Sa série phare demeure celle mettant en scène Bernie Gunther, ex-détective des homicides de Berlin inlassablement recyclé, avant, pendant et après la Deuxième Guerre mondiale, en SS, en privé, en envoyé spécial, en agent de sécurité au célèbre hôtel Adlon sur l’avenue Unter den Linden. Les trois premiers romans de la série, regroupés dans la Trilogie berlinoise, ont de fait créé un sous-genre dans le polar et inspiré plusieurs imitateurs.

Dans sa version originale anglaise, ces romans «allemands» ont un parfum particulier. Ils sont écrits au je et le narrateur, Bernie Gunther, s’exprime dans une langue tout à fait moderne, synthétique, avec un sens du punch beaucoup plus américain que britannique. Par le style, aussi par la dégaine de ce solitaire désabusé amateur de femmes et d’alcool, il évoque davantage le Marlowe de Raymond Chandler qu’un flic allemand. En un mot, Bernie Gunther ne semble pas penser et vivre en allemand, on croirait qu’il a grandi à San Francisco.

Cette faille, certainement plus perceptible en anglais, n’a pas empêché les livres de connaître un succès mondial: en littérature, l’important n’est pas d’être exact, mais d’être vraisemblable. Le lecteur est prêt à avaler une couple de couleuvres à condition d’être transporté. Le personnage même de Gunther, bardé de toutes les caractéristiques du détective revenu de tout, évolue à la limite du cliché tout en demeurant intéressant et crédible. Le mérite de Kerr, diplômé en droit et en philosophie, est de le confronter à des dilemmes éthiques complexes, ces derniers ne manquant pas pendant le Troisième Reich. Ajoutez au tout des dialogues dynamiques, un humour corrosif, des intrigues structurées, de la tension sexuelle, surtout l’indéniable fascination qu’exerce l’époque sur la psyché populaire et vous obtenez de bons romans.
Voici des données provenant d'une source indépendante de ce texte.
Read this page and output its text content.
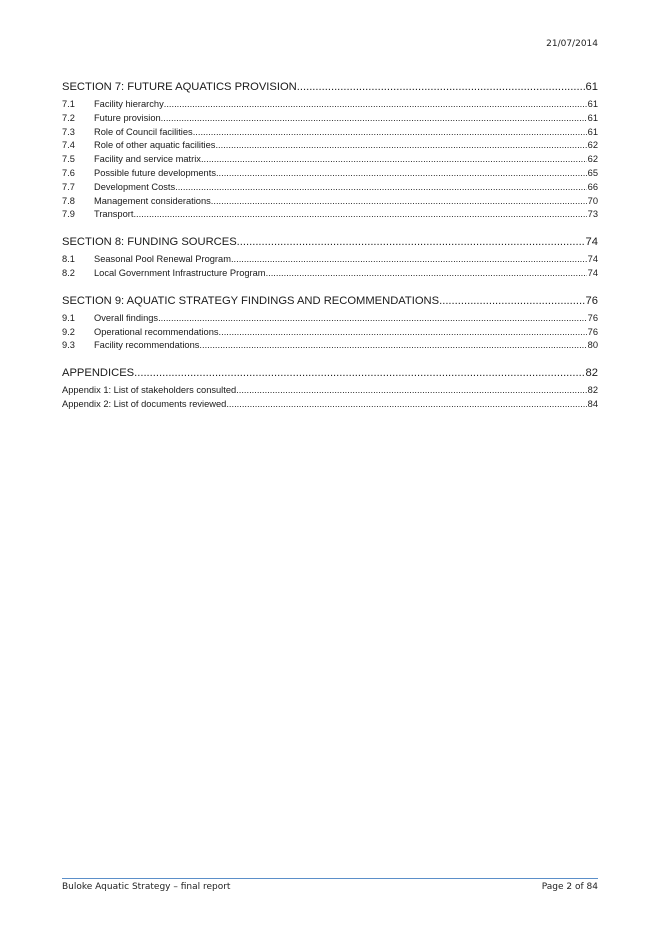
21/07/2014
SECTION 7: FUTURE AQUATICS PROVISION .....	61
7.1	Facility hierarchy .....	61
7.2	Future provision .....	61
7.3	Role of Council facilities .....	61
7.4	Role of other aquatic facilities .....	62
7.5	Facility and service matrix .....	62
7.6	Possible future developments .....	65
7.7	Development Costs .....	66
7.8	Management considerations .....	70
7.9	Transport .....	73
SECTION 8: FUNDING SOURCES .....	74
8.1	Seasonal Pool Renewal Program .....	74
8.2	Local Government Infrastructure Program .....	74
SECTION 9: AQUATIC STRATEGY FINDINGS AND RECOMMENDATIONS .....	76
9.1	Overall findings .....	76
9.2	Operational recommendations .....	76
9.3	Facility recommendations .....	80
APPENDICES .....	82
Appendix 1: List of stakeholders consulted .....	82
Appendix 2: List of documents reviewed .....	84
Buloke Aquatic Strategy – final report	Page 2 of 84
The Other Side of Silence, d’abord publié en 2016, est campé sur la Côte d’Azur, en 1956. Bernie Gunther n’est plus détective à l’Adlon, mais concierge dans un hôtel chic de Cap-Ferrat. Les premières cent pages sont assez languides. Gunther, délaissé par sa femme, se remet d’un suicide raté en jouant au bridge. Alarmé par le retour d’un maître-chanteur connu dans l’entre-guerre à Berlin, harponné par une biographe dont les charmes sont plus évidents que le talent, il est bientôt mis en présence de Somerset Maugham lui-même, délicieux en vieillard cynique et retors. L’intrigue se complique quand une vulgaire tentative de chantage se transforme en une opération de contre-espionnage sophistiquée, qui évoque la célèbre infiltration des services secrets britanniques par l’URSS dans les années 1950. La deuxième partie du roman est digne des meilleurs John Le Carré.

Il semble que Philip Kerr, se sachant sans doute condamné, n’ait pas cessé d’écrire. Après Greeks Bearing Gifts paru cette année, le dernier Bernie Gunther, Metropolis, sortira l’an prochain.

Écrire à un tel rythme, est-ce bon pour la santé?